4.8. Future Perspectives
In light of the results obtained, future research could explore how patients can learn effective and constructive coping strategies that are useful not only for managing immediate difficulties but also for accepting and living with the awareness of their diagnosis over the long term. Moreover, longitudinal studies would be essential to understand the evolution of coping over time and its impact on psychological and functional outcomes in the medium-to-long term. Another promising area concerns the use of telemedicine, which could offer new opportunities to monitor and support coping in a personalized, continuous, and remote manner.

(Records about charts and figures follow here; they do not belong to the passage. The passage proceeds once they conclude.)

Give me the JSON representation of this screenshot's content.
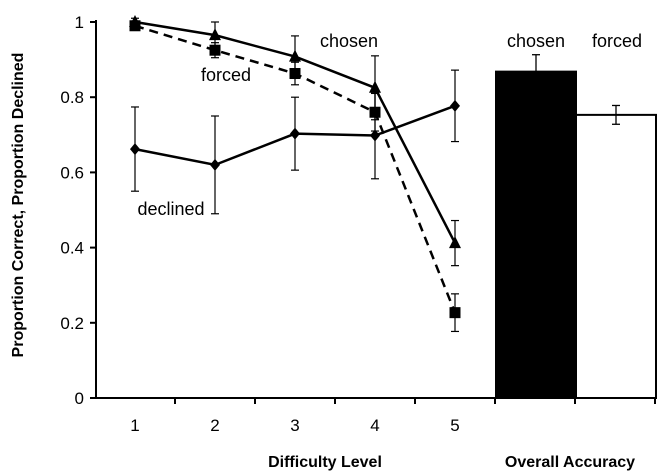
{
  "chart_data": {
    "type": "line",
    "xlabel": "Difficulty Level",
    "ylabel": "Proportion Correct, Proportion Declined",
    "x": [
      1,
      2,
      3,
      4,
      5
    ],
    "ylim": [
      0,
      1
    ],
    "yticks": [
      "0",
      "0.2",
      "0.4",
      "0.6",
      "0.8",
      "1"
    ],
    "xtick_labels": [
      "1",
      "2",
      "3",
      "4",
      "5"
    ],
    "grid": false,
    "series": [
      {
        "name": "chosen",
        "marker": "triangle",
        "line_style": "solid",
        "values": [
          1.0,
          0.965,
          0.908,
          0.825,
          0.412
        ],
        "error": [
          0.01,
          0.035,
          0.055,
          0.085,
          0.06
        ]
      },
      {
        "name": "forced",
        "marker": "square",
        "line_style": "dashed",
        "values": [
          0.99,
          0.925,
          0.863,
          0.76,
          0.227
        ],
        "error": [
          0.008,
          0.02,
          0.03,
          0.05,
          0.05
        ]
      },
      {
        "name": "declined",
        "marker": "diamond",
        "line_style": "solid",
        "values": [
          0.662,
          0.62,
          0.703,
          0.698,
          0.777
        ],
        "error": [
          0.112,
          0.13,
          0.097,
          0.115,
          0.095
        ]
      }
    ],
    "bar_panel": {
      "xlabel": "Overall Accuracy",
      "bars": [
        {
          "name": "chosen",
          "value": 0.868,
          "error": 0.045,
          "fill": "#000000"
        },
        {
          "name": "forced",
          "value": 0.753,
          "error": 0.025,
          "fill": "#ffffff"
        }
      ]
    }
  }
}
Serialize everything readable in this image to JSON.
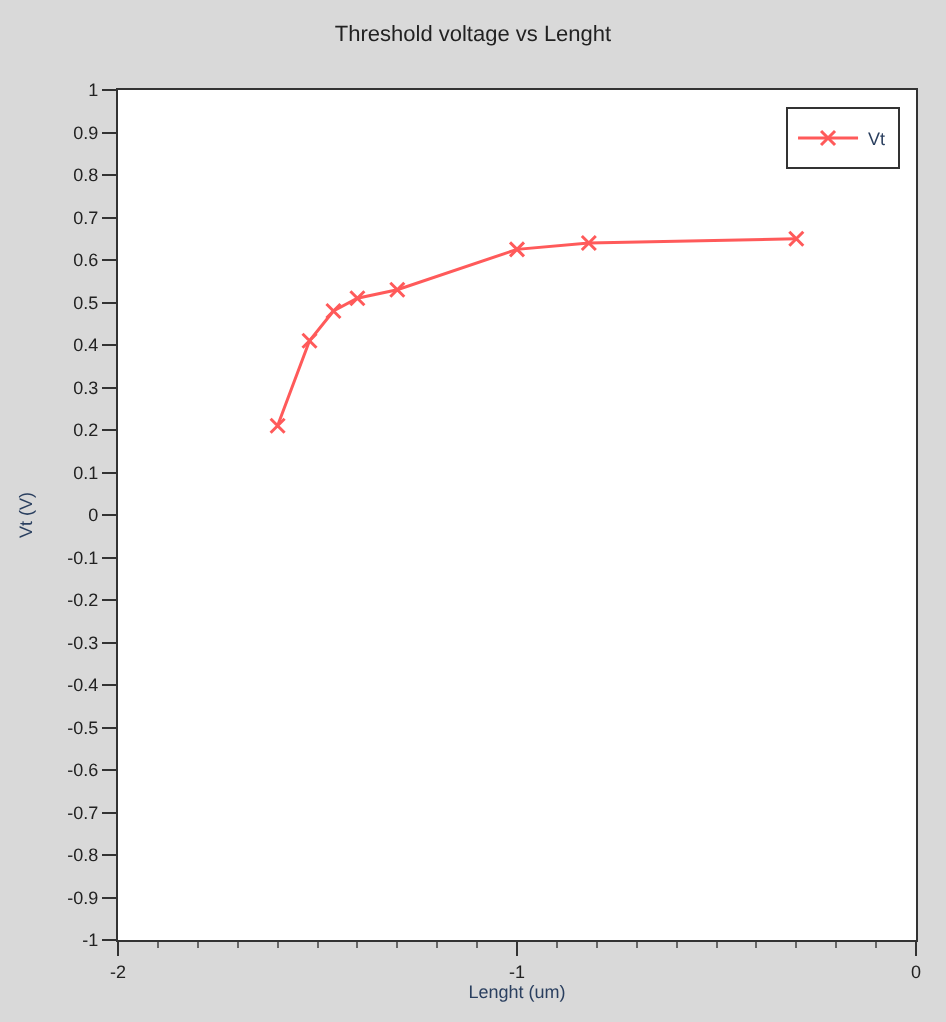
{
  "chart_data": {
    "type": "line",
    "title": "Threshold voltage vs Lenght",
    "xlabel": "Lenght (um)",
    "ylabel": "Vt (V)",
    "xlim": [
      -2,
      0
    ],
    "xticks": [
      -2,
      -1,
      0
    ],
    "ylim": [
      -1,
      1
    ],
    "yticks": [
      -1,
      -0.9,
      -0.8,
      -0.7,
      -0.6,
      -0.5,
      -0.4,
      -0.3,
      -0.2,
      -0.1,
      0,
      0.1,
      0.2,
      0.3,
      0.4,
      0.5,
      0.6,
      0.7,
      0.8,
      0.9,
      1
    ],
    "series": [
      {
        "name": "Vt",
        "color": "#ff5a5a",
        "x": [
          -1.6,
          -1.52,
          -1.46,
          -1.4,
          -1.3,
          -1.0,
          -0.82,
          -0.3
        ],
        "values": [
          0.21,
          0.41,
          0.48,
          0.51,
          0.53,
          0.625,
          0.64,
          0.65
        ]
      }
    ],
    "marker": "cross",
    "line_style": "solid",
    "legend": "top right"
  }
}
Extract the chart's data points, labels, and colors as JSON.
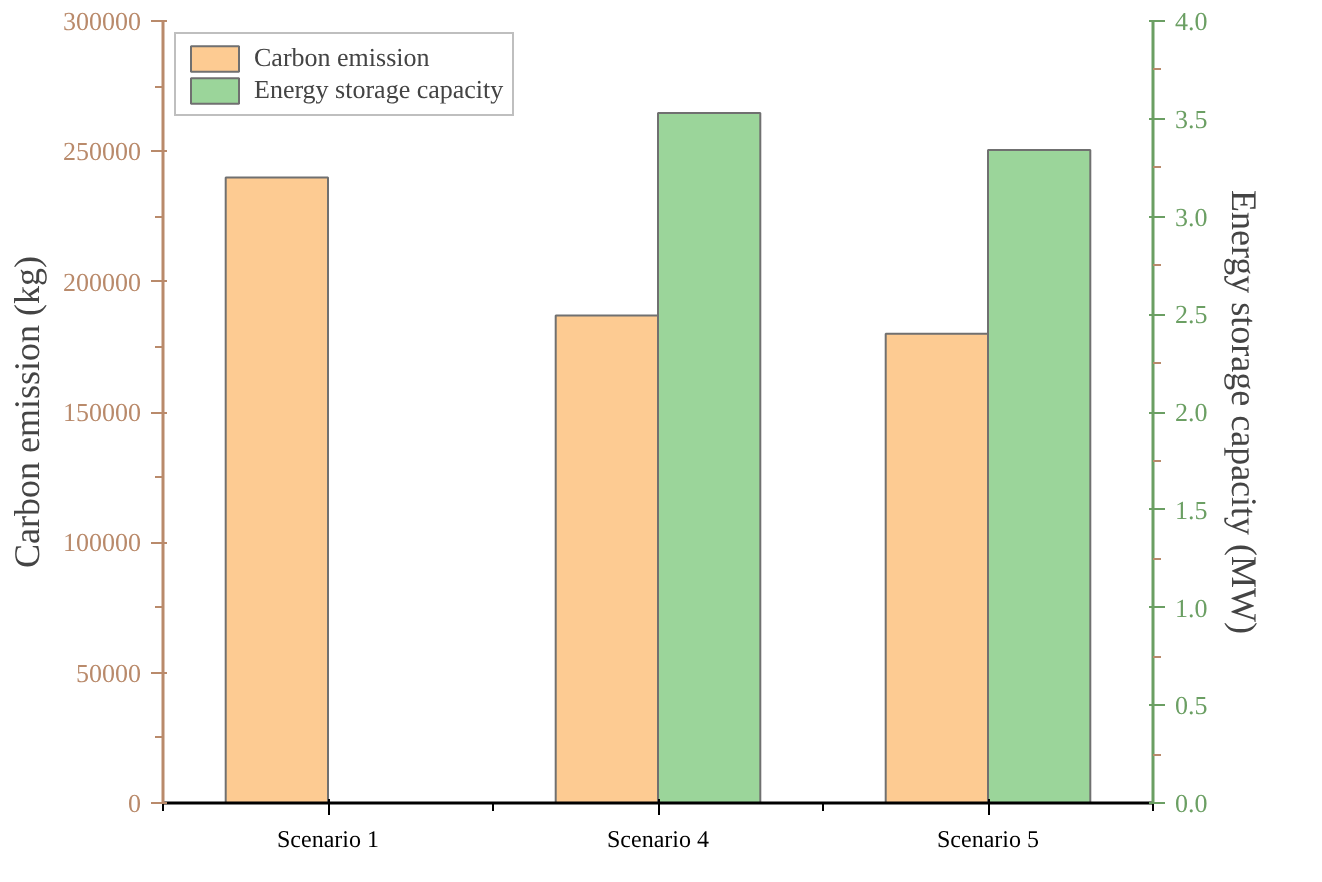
{
  "chart_data": {
    "type": "bar",
    "categories": [
      "Scenario 1",
      "Scenario 4",
      "Scenario 5"
    ],
    "ylabel": "Carbon emission (kg)",
    "y2label": "Energy storage capacity (MW)",
    "ylim": [
      0,
      300000
    ],
    "yticks": [
      0,
      50000,
      100000,
      150000,
      200000,
      250000,
      300000
    ],
    "y2lim": [
      0,
      4.0
    ],
    "y2ticks": [
      {
        "value": 0,
        "label": "0.0"
      },
      0.5,
      {
        "value": 1,
        "label": "1.0"
      },
      1.5,
      {
        "value": 2,
        "label": "2.0"
      },
      2.5,
      {
        "value": 3,
        "label": "3.0"
      },
      3.5,
      {
        "value": 4,
        "label": "4.0"
      }
    ],
    "legend": "top left",
    "series": [
      {
        "name": "Carbon emission",
        "color": "#fdcb92",
        "values": [
          240000,
          187000,
          180000
        ]
      },
      {
        "name": "Energy storage capacity",
        "color": "#9bd59a",
        "values": [
          null,
          3.53,
          3.34
        ],
        "axis": "y2"
      }
    ]
  }
}
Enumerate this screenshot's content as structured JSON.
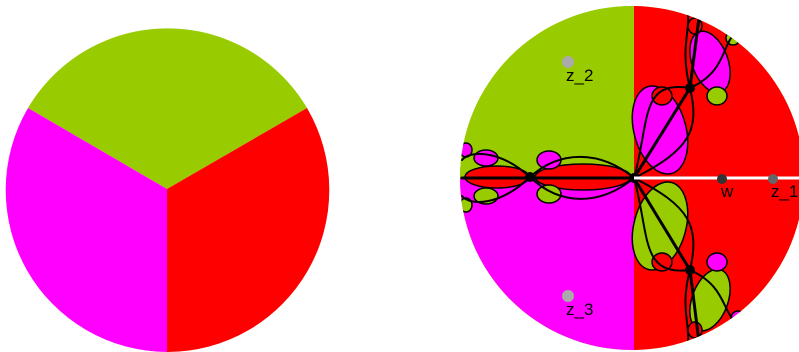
{
  "colors": {
    "green": "#99cc00",
    "red": "#ff0000",
    "magenta": "#ff00ff",
    "julia": "#000000",
    "background": "#ffffff",
    "ray": "#ffffff",
    "point_dark": "#333333",
    "point_mid": "#666666",
    "point_light": "#aaaaaa"
  },
  "left_disk": {
    "sectors": [
      "green",
      "red",
      "magenta"
    ]
  },
  "right_disk": {
    "points": [
      {
        "label": "z_1",
        "color": "point_mid"
      },
      {
        "label": "z_2",
        "color": "point_light"
      },
      {
        "label": "z_3",
        "color": "point_light"
      },
      {
        "label": "w",
        "color": "point_dark"
      }
    ]
  }
}
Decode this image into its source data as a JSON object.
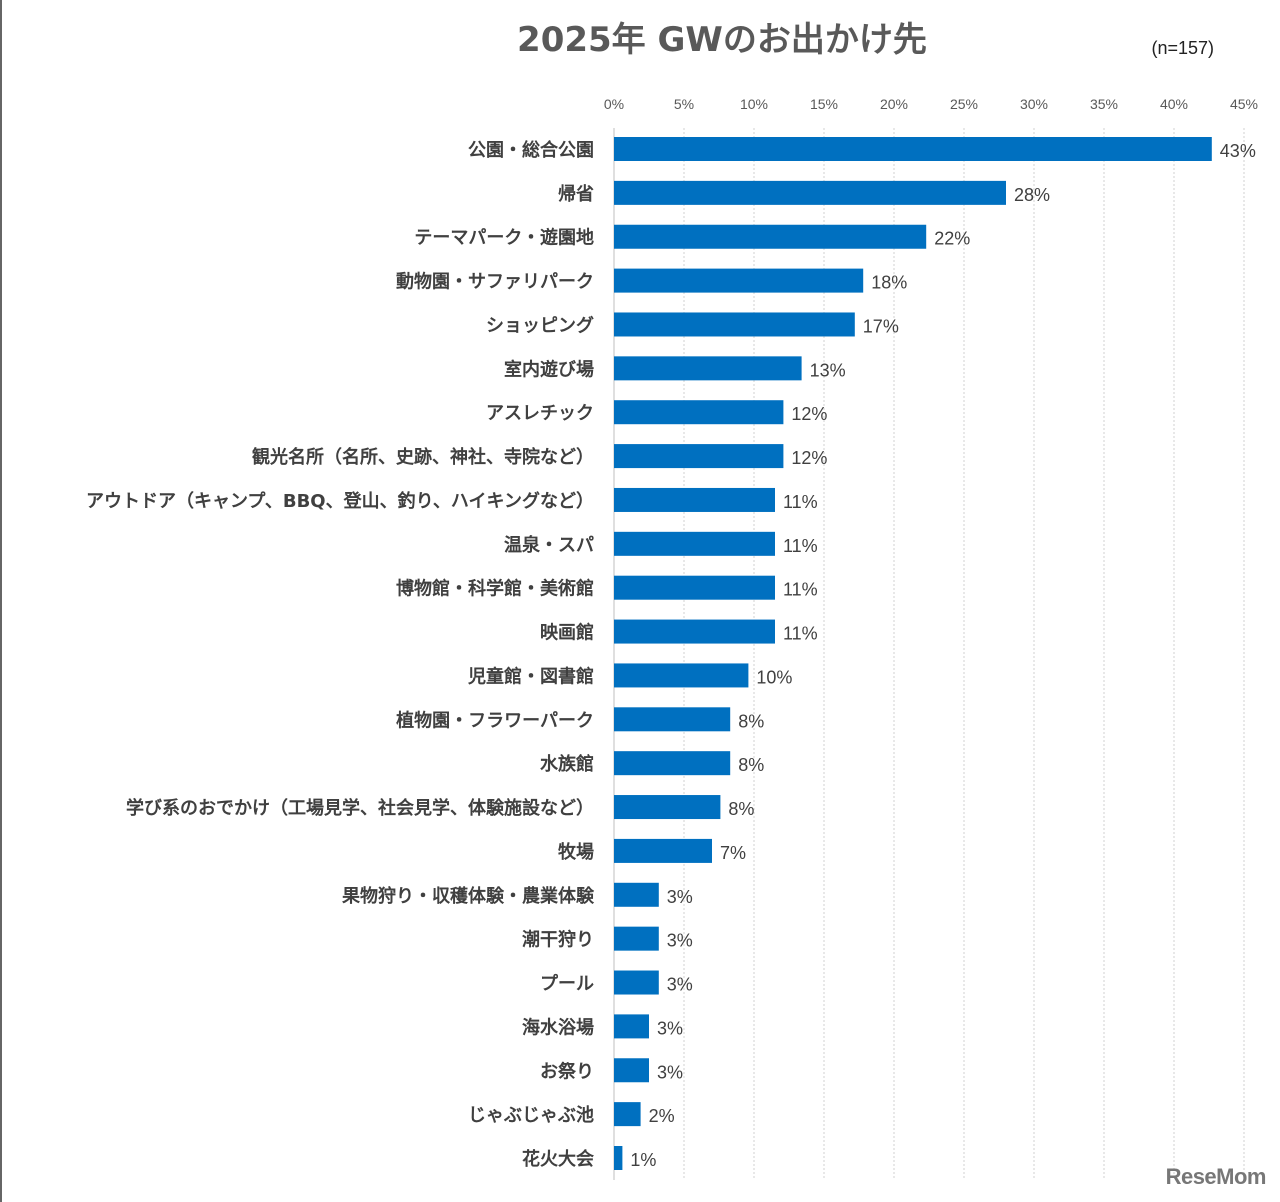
{
  "chart_data": {
    "type": "bar",
    "orientation": "horizontal",
    "title": "2025年 GWのお出かけ先",
    "subtitle": "(n=157)",
    "xlabel": "",
    "ylabel": "",
    "xlim": [
      0,
      45
    ],
    "x_ticks": [
      "0%",
      "5%",
      "10%",
      "15%",
      "20%",
      "25%",
      "30%",
      "35%",
      "40%",
      "45%"
    ],
    "grid": true,
    "color": "#0070C0",
    "categories": [
      "公園・総合公園",
      "帰省",
      "テーマパーク・遊園地",
      "動物園・サファリパーク",
      "ショッピング",
      "室内遊び場",
      "アスレチック",
      "観光名所（名所、史跡、神社、寺院など）",
      "アウトドア（キャンプ、BBQ、登山、釣り、ハイキングなど）",
      "温泉・スパ",
      "博物館・科学館・美術館",
      "映画館",
      "児童館・図書館",
      "植物園・フラワーパーク",
      "水族館",
      "学び系のおでかけ（工場見学、社会見学、体験施設など）",
      "牧場",
      "果物狩り・収穫体験・農業体験",
      "潮干狩り",
      "プール",
      "海水浴場",
      "お祭り",
      "じゃぶじゃぶ池",
      "花火大会"
    ],
    "values": [
      42.7,
      28.0,
      22.3,
      17.8,
      17.2,
      13.4,
      12.1,
      12.1,
      11.5,
      11.5,
      11.5,
      11.5,
      9.6,
      8.3,
      8.3,
      7.6,
      7.0,
      3.2,
      3.2,
      3.2,
      2.5,
      2.5,
      1.9,
      0.6
    ],
    "data_labels": [
      "43%",
      "28%",
      "22%",
      "18%",
      "17%",
      "13%",
      "12%",
      "12%",
      "11%",
      "11%",
      "11%",
      "11%",
      "10%",
      "8%",
      "8%",
      "8%",
      "7%",
      "3%",
      "3%",
      "3%",
      "3%",
      "3%",
      "2%",
      "1%"
    ]
  },
  "watermark": "ReseMom"
}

Finally, greater inclusion of caregivers’ perspectives would be desirable, in order to develop interventions that support not only the patient but also the family context as a whole.
4.9. Conclusions
Based on the identified research, we can confirm the importance of coping strategies in the management of acquired brain injuries, highlighting how cognitive flexibility, resilience, and self-awareness significantly impact patients’ quality of life. Task-oriented coping strategies, acceptance, and social support have proven particularly effective in promoting psychological adjustment, enhancing emotional well-being, and strengthening social participation. In contrast, the prolonged use of passive or avoidant strategies is associated with negative outcomes, such as increased fatigue, depression, and a decline in quality of life. These findings underscore the need for personalized interventions that encourage active and flexible coping strategies tailored to the patient’s residual cognitive abilities and level of self-awareness. In the rehabilitation process, it is essential to recognize the influence of these mechanisms on the management of everyday situations, as they directly affect the cognitive and emotional perception of the illness experience. This perception, in turn, forms the foundation for either functional or dysfunctional psychological and physical recovery outcomes. Therefore, rehabilitation interventions must include specific assessments and targeted support aimed at strengthening resilience and fostering adaptive coping strategies, calibrated to the individual needs and characteristics of each patient. In this context, the integration of evidence-based psychological interventions, such as CBT, EMDR, ACT, and family therapy, can be crucial. These approaches not only alleviate emotional distress but also promote the development of more adaptive coping styles, facilitate emotional processing, and enhance the overall recovery journey. Their inclusion in post-stroke and post-brain injury care programs is a key element in optimizing functional, emotional, and relational outcomes over the long term.